Future Day Theatre Pedagogy
A symposium on transnational questions of theatre pedagogy at the 15th World Children's Theatre Festival in Lingen
The research group "Welcome to the Jungle!" - organised by the European Theatre House (ETH) in Lingen (Ems), in cooperation with the Federal Association of Theatre Pedagogy and the Institute for Theatre Pedagogy of the University of Applied Sciences Osnabrück, Campus Lingen - invited to an International Future Day of Theatre Pedagogy on 27 June 2018 as part of the 15th World Children's Theatre Festival in Lingen.
Prof. Dr. Bernd Ruping welcomed all those present, opened the symposium, and asked the central questions that the research group "Welcome to the Jungle! wanted to share with a broad specialist audience and with a high level of participation from the student body:
What framework conditions make theatrical educational work possible in a transnational context?
Which methods can be helpful to us?
How is an international discourse on aesthetic phenomena possible?
In the first part of the day, four keynote lectures offered an introduction to the discourse, moderated and accompanied by Harald Volker Sommer, co-founder of the research group and former director of the TPZ Lingen and the European Theatre House.
The following impulses were the basis for further discussions:
Theatre Pedagogy as a Hybrid Discipline (Helen Meyer)
How is it possible to facilitate an international discourse on aesthetic phenomena in theatre pedagogy? How should a future education react to this?
Blind spots (Uta Plathe)
How do we make blind spots visible? Which methods and formats promote a process of transformation that can help shape individual and/or social changes?
"The radically foreign" (Lutz Pickardt)
How can we allow the "radical stranger" to happen? How do we discover our own "foreign" within ourselves?

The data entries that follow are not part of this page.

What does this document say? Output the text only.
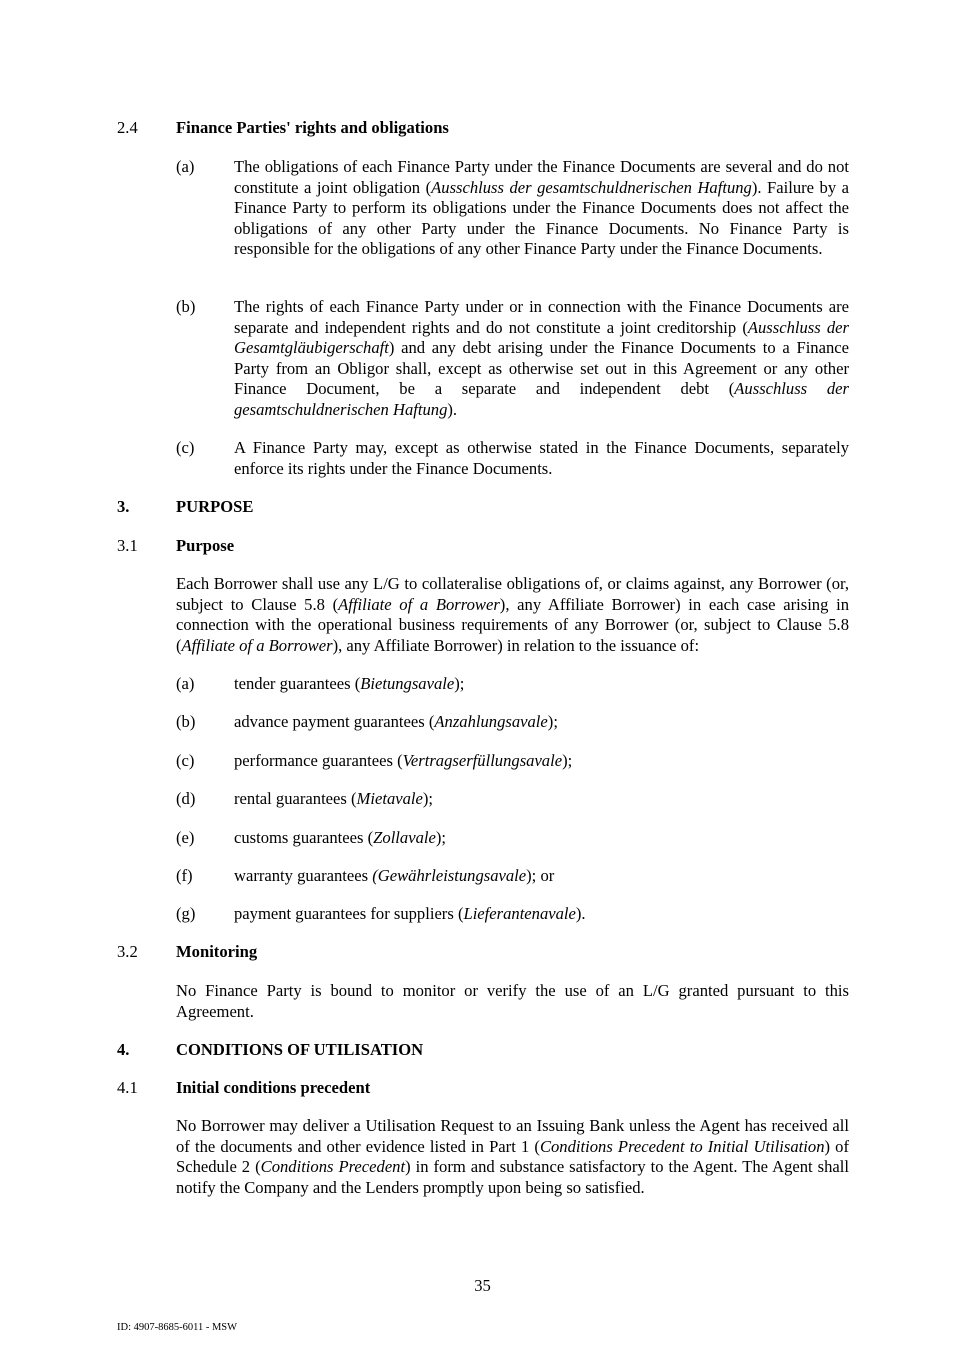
2.4 Finance Parties' rights and obligations
(a) The obligations of each Finance Party under the Finance Documents are several and do not constitute a joint obligation (Ausschluss der gesamtschuldnerischen Haftung). Failure by a Finance Party to perform its obligations under the Finance Documents does not affect the obligations of any other Party under the Finance Documents. No Finance Party is responsible for the obligations of any other Finance Party under the Finance Documents.
(b) The rights of each Finance Party under or in connection with the Finance Documents are separate and independent rights and do not constitute a joint creditorship (Ausschluss der Gesamtgläubigerschaft) and any debt arising under the Finance Documents to a Finance Party from an Obligor shall, except as otherwise set out in this Agreement or any other Finance Document, be a separate and independent debt (Ausschluss der gesamtschuldnerischen Haftung).
(c) A Finance Party may, except as otherwise stated in the Finance Documents, separately enforce its rights under the Finance Documents.
3.	PURPOSE
3.1 Purpose
Each Borrower shall use any L/G to collateralise obligations of, or claims against, any Borrower (or, subject to Clause 5.8 (Affiliate of a Borrower), any Affiliate Borrower) in each case arising in connection with the operational business requirements of any Borrower (or, subject to Clause 5.8 (Affiliate of a Borrower), any Affiliate Borrower) in relation to the issuance of:
(a) tender guarantees (Bietungsavale);
(b) advance payment guarantees (Anzahlungsavale);
(c) performance guarantees (Vertragserfüllungsavale);
(d) rental guarantees (Mietavale);
(e) customs guarantees (Zollavale);
(f) warranty guarantees (Gewährleistungsavale); or
(g) payment guarantees for suppliers (Lieferantenavale).
3.2 Monitoring
No Finance Party is bound to monitor or verify the use of an L/G granted pursuant to this Agreement.
4.	CONDITIONS OF UTILISATION
4.1 Initial conditions precedent
No Borrower may deliver a Utilisation Request to an Issuing Bank unless the Agent has received all of the documents and other evidence listed in Part 1 (Conditions Precedent to Initial Utilisation) of Schedule 2 (Conditions Precedent) in form and substance satisfactory to the Agent. The Agent shall notify the Company and the Lenders promptly upon being so satisfied.
35
ID: 4907-8685-6011 - MSW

Politics vs. aesthetics (Christel Gbaguidi)
How can the politically necessary be combined with one's own aesthetic will and confronted with one another? How to develop methods and languages for this?
In the second part of the symposium, Benjamin Häring, lecturer for special tasks at the Institut für Theaterpädagogik Lingen, opened an OPEN SPACE in which the themes developed from previous discourses were discussed more widely. At the end of the conference, the research group agreed that the results should be evaluated in the future and that the work should be continued.